Jason Wood
Executive Director Public Programme and Audiences
UK
Voted for
Film | Year | Director |
---|---|---|
La Jetée | 1962 | Chris Marker |
Pather Panchali | 1955 | Satyajit Ray |
Killer of Sheep | 1977 | Charles Burnett |
Beau travail | 1998 | Claire Denis |
Sunrise A Song of Two Humans | 1927 | F.W. Murnau |
Meshes of the Afternoon | 1943 | Maya Deren, Alexander Hackenschmied |
Do the Right Thing | 1989 | Spike Lee |
Los olvidados | 1950 | Luis Buñuel |
Night and Fog | 1955 | Alain Resnais |
Seven Samurai | 1954 | Akira Kurosawa |
Comments
La Jetée
Only 28 minutes long but an incredibly innovative and influential work. It approaches perfection and seems to me to crystallise the full possibilities of the medium.
Pather Panchali
The first in Ray's remarkable Apu trilogy, Pather Panchali shows us how film can be a window to the world.
Killer of Sheep
A work that grows in stature, it's an at times poetic but also remarkably realistic portrait of the Black American working-class experience.
Beau travail
A film which makes remarkable use of landscape and movement, it's a career highlight from a director who remains a potent force in cinema.
Sunrise A Song of Two Humans
A close call for me between this and the director's Nosferatu. Sunrise feels like such an audacious synthesis of genres and style. Plus, it has one hell of a performance from Janet Gaynor.
Meshes of the Afternoon
No matter how many times I watch this I find something new in it. It's like a dream that I yearn to return to.
Do the Right Thing
A film that demonstrates the ability to be explicitly political and forthright in its demands for change and equality whilst also having popular appeal. The soundtrack is also incredibly on point.
Los olvidados
A film that triggered my interest in Mexican culture, it balances the director's surrealism with a more realist aesthetic.
Night and Fog
A film that explores without sentiment humanity's capacity for hatred, violence and destruction.
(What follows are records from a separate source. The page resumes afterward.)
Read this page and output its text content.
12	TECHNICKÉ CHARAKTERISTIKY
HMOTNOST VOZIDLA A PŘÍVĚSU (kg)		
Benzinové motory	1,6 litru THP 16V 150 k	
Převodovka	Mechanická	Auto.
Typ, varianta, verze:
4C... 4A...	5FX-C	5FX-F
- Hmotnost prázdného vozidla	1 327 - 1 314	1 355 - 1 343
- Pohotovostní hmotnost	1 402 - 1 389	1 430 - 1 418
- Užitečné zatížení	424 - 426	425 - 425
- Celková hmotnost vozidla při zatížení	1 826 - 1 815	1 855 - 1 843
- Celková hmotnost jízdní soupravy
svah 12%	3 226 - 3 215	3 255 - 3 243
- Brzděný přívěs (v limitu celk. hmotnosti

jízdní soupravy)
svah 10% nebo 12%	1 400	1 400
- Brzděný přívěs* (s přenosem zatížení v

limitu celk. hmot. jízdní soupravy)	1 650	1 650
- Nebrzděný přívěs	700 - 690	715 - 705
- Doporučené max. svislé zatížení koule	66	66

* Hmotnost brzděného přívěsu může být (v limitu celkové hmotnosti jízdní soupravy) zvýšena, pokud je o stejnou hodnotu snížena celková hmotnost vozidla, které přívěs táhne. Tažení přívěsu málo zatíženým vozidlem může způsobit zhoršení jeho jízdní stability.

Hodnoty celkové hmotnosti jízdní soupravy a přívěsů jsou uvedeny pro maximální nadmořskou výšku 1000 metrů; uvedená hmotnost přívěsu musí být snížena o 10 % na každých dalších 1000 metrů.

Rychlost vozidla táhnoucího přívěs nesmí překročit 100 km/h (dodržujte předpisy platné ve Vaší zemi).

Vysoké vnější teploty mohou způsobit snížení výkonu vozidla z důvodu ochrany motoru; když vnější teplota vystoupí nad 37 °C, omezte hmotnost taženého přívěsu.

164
The film's sobering suggestion that we seem to have learned nothing remains depressingly prescient.
Seven Samurai
Ah. The pressure of lists. I felt the need to have one canonical title. And was torn between this and something by Tarkovsky or Godard. In the end I went for Seven Samurai for its sense of spectacle and ability to enthral and entertain.